Data yesterday showed that eurozone inflation cooled to 2.4% year over year in March, down from 2.6% in February. Meanwhile, ECB president Christine Lagarde said earlier in the week that the ECB will cut rates soon, barring any major surprises. Still, she also noted that the region's economy is showing some signs of recovery.

EUR/USD forecast – technical analysis

EUR/USD rebounded off 1.06, the April low, and falling trendline support, retaking 1.0640, the March 2023 low, as it heads towards 1.07.

Should buyers extend this momentum above 1.07, the February low, bulls will test 1.0725, the December low, ahead of 1.08, and the 200 SMA at 1.0840.

Meanwhile, immediate support can be seen at 1.0640, and a break below 1.06 creates a lower low.

eur/usd forecast chart

Oil steadies after a sharp drop

  • US oil inventories rose by 2.7 million barrels.
  • Middle East risk premium has eroded.
  • Oil falls below 83.10 support.

Oil prices have stabilized after a steep sell-off in the previous session as concerns over the demand outlook grow and on signs that the broader conflict in the Middle East may be avoided.

Oil fell 3% due to concerns about slowing oil consumption and a shaky demand outlook after rising US crude oil inventories amid signs of flagging economic growth in China.

The US crude oil inventories rose by 2.7 million barrels in the week ending April 12th, double analysts forecast of a 1.4 million barrel rise.

Meanwhile the prospect of high US interest rates for longer as the Fed struggles to contain persistent inflation also hurts the oil demand outlook.

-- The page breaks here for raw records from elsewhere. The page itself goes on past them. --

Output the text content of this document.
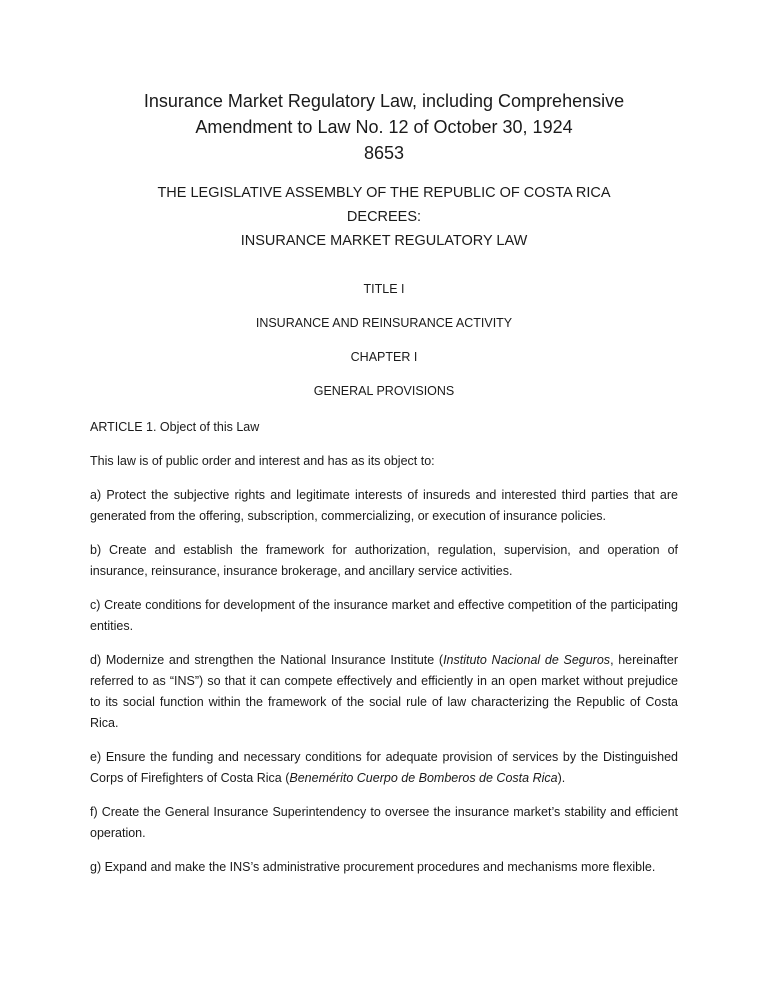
Insurance Market Regulatory Law, including Comprehensive
Amendment to Law No. 12 of October 30, 1924
8653
THE LEGISLATIVE ASSEMBLY OF THE REPUBLIC OF COSTA RICA
DECREES:
INSURANCE MARKET REGULATORY LAW
TITLE I
INSURANCE AND REINSURANCE ACTIVITY
CHAPTER I
GENERAL PROVISIONS

ARTICLE 1. Object of this Law

This law is of public order and interest and has as its object to:

a) Protect the subjective rights and legitimate interests of insureds and interested third parties that are generated from the offering, subscription, commercializing, or execution of insurance policies.

b) Create and establish the framework for authorization, regulation, supervision, and operation of insurance, reinsurance, insurance brokerage, and ancillary service activities.

c) Create conditions for development of the insurance market and effective competition of the participating entities.

d) Modernize and strengthen the National Insurance Institute (Instituto Nacional de Seguros, hereinafter referred to as “INS”) so that it can compete effectively and efficiently in an open market without prejudice to its social function within the framework of the social rule of law characterizing the Republic of Costa Rica.

e) Ensure the funding and necessary conditions for adequate provision of services by the Distinguished Corps of Firefighters of Costa Rica (Benemérito Cuerpo de Bomberos de Costa Rica).

f) Create the General Insurance Superintendency to oversee the insurance market’s stability and efficient operation.

g) Expand and make the INS’s administrative procurement procedures and mechanisms more flexible.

Oil consumption so far in April is around 200,000 barrels per day, below the forecast of 101 million barrels per day.

At the same time, the risk premium on oil prices is falling as investors see a lower probability that Israel will retaliate against Iran's attack last weekend. The attack was in response to an attack on the Iranian consulate in Syria at the start of April.

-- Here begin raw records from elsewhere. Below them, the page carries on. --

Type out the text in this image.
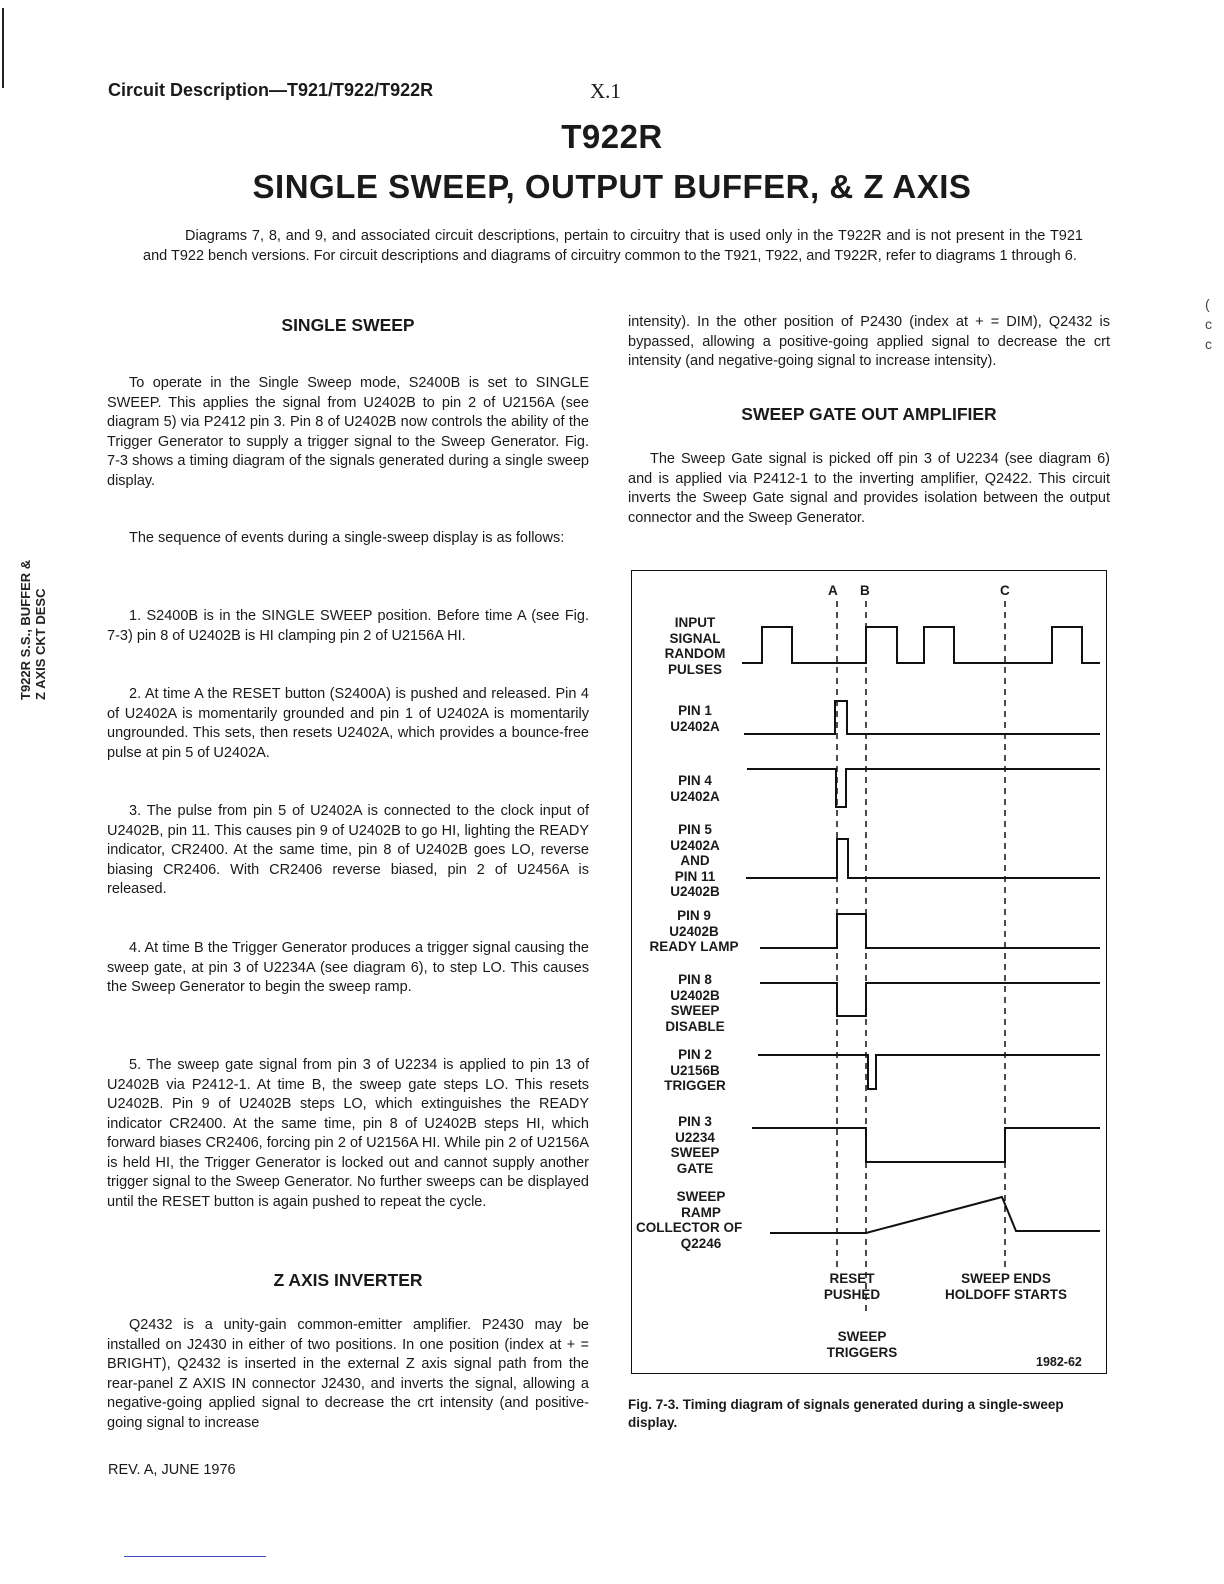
(
c
c
Circuit Description—T921/T922/T922R	X.1
T922R
SINGLE SWEEP, OUTPUT BUFFER, & Z AXIS

Diagrams 7, 8, and 9, and associated circuit descriptions, pertain to circuitry that is used only in the T922R and is not present in the T921 and T922 bench versions. For circuit descriptions and diagrams of circuitry common to the T921, T922, and T922R, refer to diagrams 1 through 6.

T922R S.S., BUFFER & Z AXIS CKT DESC
SINGLE SWEEP

To operate in the Single Sweep mode, S2400B is set to SINGLE SWEEP. This applies the signal from U2402B to pin 2 of U2156A (see diagram 5) via P2412 pin 3. Pin 8 of U2402B now controls the ability of the Trigger Generator to supply a trigger signal to the Sweep Generator. Fig. 7-3 shows a timing diagram of the signals generated during a single sweep display.

The sequence of events during a single-sweep display is as follows:

1. S2400B is in the SINGLE SWEEP position. Before time A (see Fig. 7-3) pin 8 of U2402B is HI clamping pin 2 of U2156A HI.

2. At time A the RESET button (S2400A) is pushed and released. Pin 4 of U2402A is momentarily grounded and pin 1 of U2402A is momentarily ungrounded. This sets, then resets U2402A, which provides a bounce-free pulse at pin 5 of U2402A.

3. The pulse from pin 5 of U2402A is connected to the clock input of U2402B, pin 11. This causes pin 9 of U2402B to go HI, lighting the READY indicator, CR2400. At the same time, pin 8 of U2402B goes LO, reverse biasing CR2406. With CR2406 reverse biased, pin 2 of U2456A is released.

4. At time B the Trigger Generator produces a trigger signal causing the sweep gate, at pin 3 of U2234A (see diagram 6), to step LO. This causes the Sweep Generator to begin the sweep ramp.

5. The sweep gate signal from pin 3 of U2234 is applied to pin 13 of U2402B via P2412-1. At time B, the sweep gate steps LO. This resets U2402B. Pin 9 of U2402B steps LO, which extinguishes the READY indicator CR2400. At the same time, pin 8 of U2402B steps HI, which forward biases CR2406, forcing pin 2 of U2156A HI. While pin 2 of U2156A is held HI, the Trigger Generator is locked out and cannot supply another trigger signal to the Sweep Generator. No further sweeps can be displayed until the RESET button is again pushed to repeat the cycle.

Z AXIS INVERTER

Q2432 is a unity-gain common-emitter amplifier. P2430 may be installed on J2430 in either of two positions. In one position (index at + = BRIGHT), Q2432 is inserted in the external Z axis signal path from the rear-panel Z AXIS IN connector J2430, and inverts the signal, allowing a negative-going applied signal to decrease the crt intensity (and positive-going signal to increase

intensity). In the other position of P2430 (index at + = DIM), Q2432 is bypassed, allowing a positive-going applied signal to decrease the crt intensity (and negative-going signal to increase intensity).

SWEEP GATE OUT AMPLIFIER

The Sweep Gate signal is picked off pin 3 of U2234 (see diagram 6) and is applied via P2412-1 to the inverting amplifier, Q2422. This circuit inverts the Sweep Gate signal and provides isolation between the output connector and the Sweep Generator.

A B	C
INPUT
SIGNAL
RANDOM
PULSES
PIN 1
U2402A
PIN 4
U2402A
PIN 5
U2402A
AND
PIN 11
U2402B
PIN 9
U2402B
READY LAMP
PIN 8
U2402B
SWEEP
DISABLE
PIN 2
U2156B
TRIGGER
PIN 3
U2234
SWEEP
GATE
SWEEP
RAMP
COLLECTOR OF
Q2246
RESET
PUSHED
SWEEP ENDS
HOLDOFF STARTS
SWEEP
TRIGGERS
1982-62
Fig. 7-3. Timing diagram of signals generated during a single-sweep display.
REV. A, JUNE 1976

Oil prices are now back to levels before the April 1st attack on the Iranian consulate, suggesting that the oil risk premium has been removed.

Oil forecast - technical analysis

After a period of consolidation, oil has broken down support at 85.00, the lower bottom of the holding pattern, and 83.10, the April 2023 high. This, combined with the bearish crossover on the MACD, keeps sellers hopeful of further losses.

Sellers will look to test 80.00, the psychological level, and the 200 SMA.

On the flip side, any recovery will look to rise above 83.10 to extend gains back up to 85.00.